Der wirtschaftspolitisch interessierte Bürger reibt sich angesichts solcher Prioritätensetzung die Augen, sind doch die Handelsbeziehungen zwischen dem Reich der Mitte und der Schweiz fast um den Faktor 8 kleiner als jene zwischen der Schweiz und der EU-27. Die europapolitische Strategielosigkeit des Bundesrates offenbarte sich an der Medienkonferenz besonders frappant bei der Justizministerin, die stolz ankündigte, dass ihr Departement Unterschiede zwischen der schweizerischen Rechtsordnung und dem EU-Recht identifizieren werde. Nur: Die Prüfung der Europaverträglichkeit des schweizerischen Rechts ist seit Jahrzehnten allgemeingültige Rechtsetzungsmaxime auf Bundesebene.

Der Souverän wird nicht gefragt

Dem Souverän soll zugleich zu der seit Jahrzehnten wohl gewichtigsten Sachfrage die Stimmabgabe verwehrt bleiben. Überzeugende Handlungsalternativen nach dem Nein zum InstA legt der Bundesrat nicht vor, um aus der vom ihm selbstverschuldeten europapolitischen Sackgasse herauszukommen. Stattdessen dominiert strategische Konzeptlosigkeit. Von Befürwortern des Rahmenabkommens angeführte Lösungsansätze – wie etwa die Lancierung einer Volksinitiative – entfalten ihre Wirkung nur zeitverzögert und vermögen die Erosion kaum aufzufangen. Auch die Gegner des Rahmenabkommens lassen klare Vorstellungen vermissen, wie die europapolitische Reise nun weitergehen soll. Klar scheint vorab nur eines: Der unbedingte Anspruch auf helvetische Autonomie wird in einer ersten Phase mit hohen volkswirtschaftlichen Kosten verbunden sein. Der Zugang zum europäischen Binnenmarkt wird für viele Branchen sukzessive schwieriger, Investitionen am Standort Schweiz verlieren an Attraktivität, und die Umsetzung der Energiestrategie 2050 wird ohne die europäischen Partner kostspieliger.

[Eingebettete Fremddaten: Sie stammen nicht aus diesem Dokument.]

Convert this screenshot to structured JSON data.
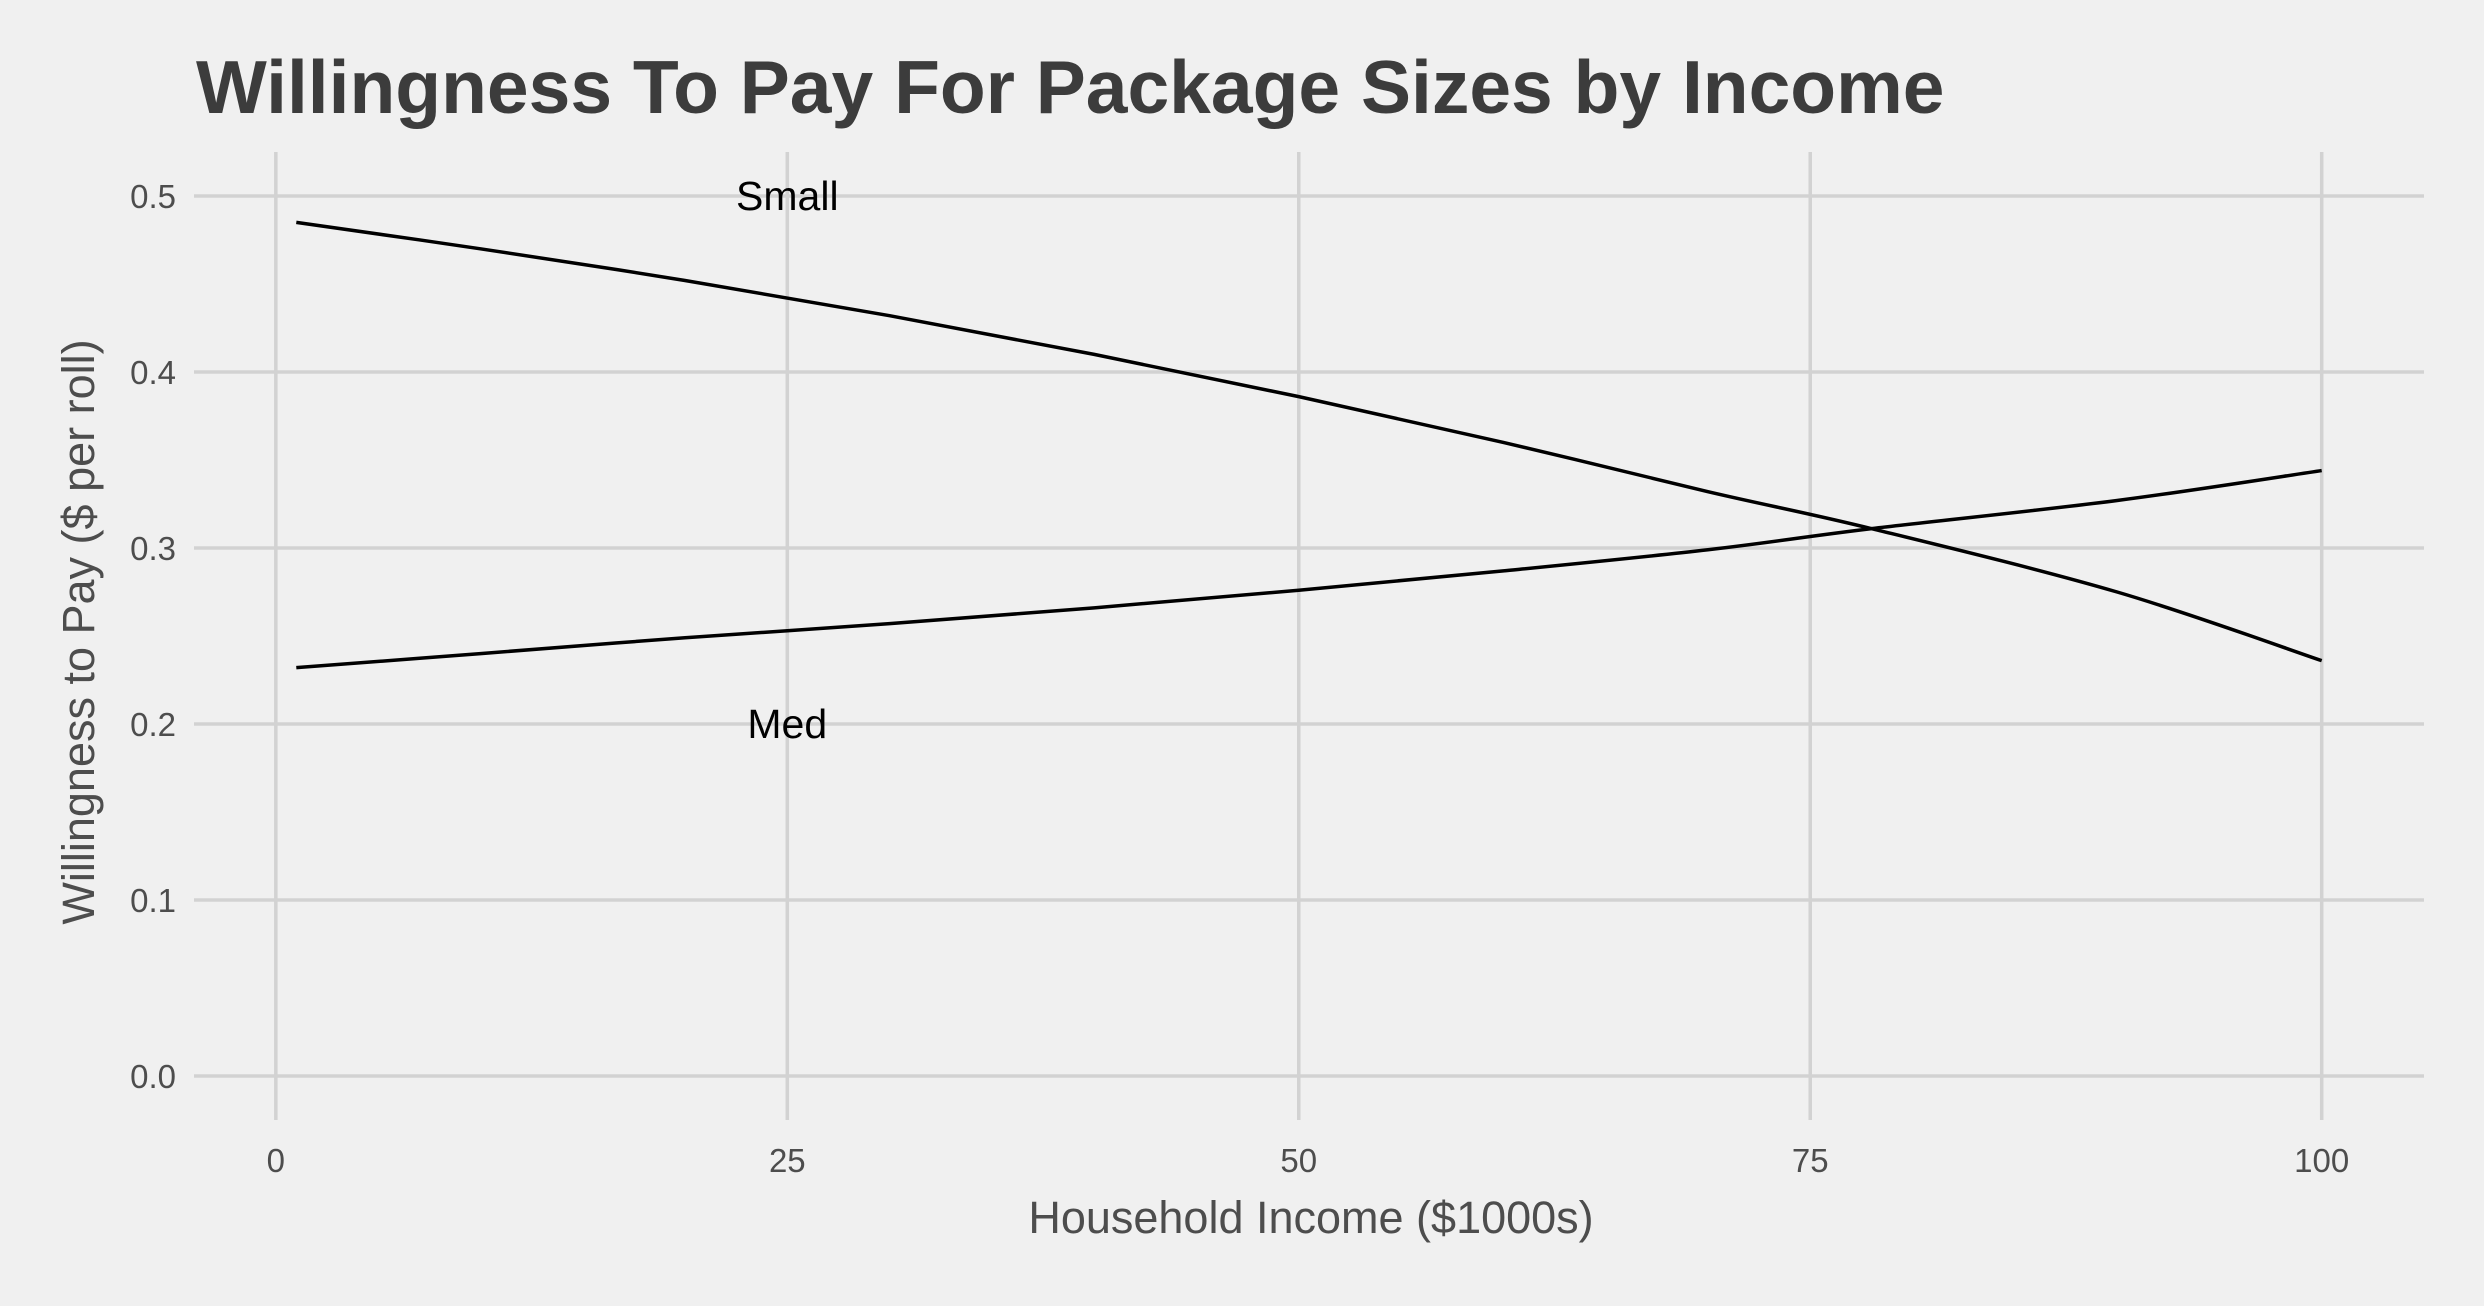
{
  "chart_data": {
    "type": "line",
    "title": "Willingness To Pay For Package Sizes by Income",
    "xlabel": "Household Income ($1000s)",
    "ylabel": "Willingness to Pay ($ per roll)",
    "xlim": [
      -4,
      105
    ],
    "ylim": [
      -0.025,
      0.525
    ],
    "x_ticks": [
      0,
      25,
      50,
      75,
      100
    ],
    "x_tick_labels": [
      "0",
      "25",
      "50",
      "75",
      "100"
    ],
    "y_ticks": [
      0.0,
      0.1,
      0.2,
      0.3,
      0.4,
      0.5
    ],
    "y_tick_labels": [
      "0.0",
      "0.1",
      "0.2",
      "0.3",
      "0.4",
      "0.5"
    ],
    "grid": true,
    "legend": "none",
    "x": [
      1,
      10,
      20,
      30,
      40,
      50,
      60,
      70,
      78,
      90,
      100
    ],
    "series": [
      {
        "values": [
          0.485,
          0.47,
          0.452,
          0.432,
          0.41,
          0.386,
          0.36,
          0.332,
          0.311,
          0.275,
          0.236
        ]
      },
      {
        "values": [
          0.232,
          0.24,
          0.249,
          0.257,
          0.266,
          0.276,
          0.287,
          0.299,
          0.311,
          0.327,
          0.344
        ]
      }
    ],
    "annotations": [
      {
        "text": "Small",
        "x": 25,
        "y": 0.5
      },
      {
        "text": "Med",
        "x": 25,
        "y": 0.2
      }
    ]
  }
}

Den Weg bewusst definieren

Dennoch: ein Blick in die nächste Geländekammer tut not. Um die Prosperität zu erhalten, ist die Schweiz nun gefordert, eigenständig eine neue Vorstellung über ihre Zukunft zu entwickeln – mit beherzten Reformen im Innern, aber auch in Bezug auf ihr aussenwirtschaftliches Verhältnis zu Europa und dem Rest der Welt. Allein ein stolzer Blick zurück auf die Errungenschaften des Landes und das Verwalten des Erreichten sichert den Wohlstand nicht. Vielmehr ist ein Blick nach vorne notwendig.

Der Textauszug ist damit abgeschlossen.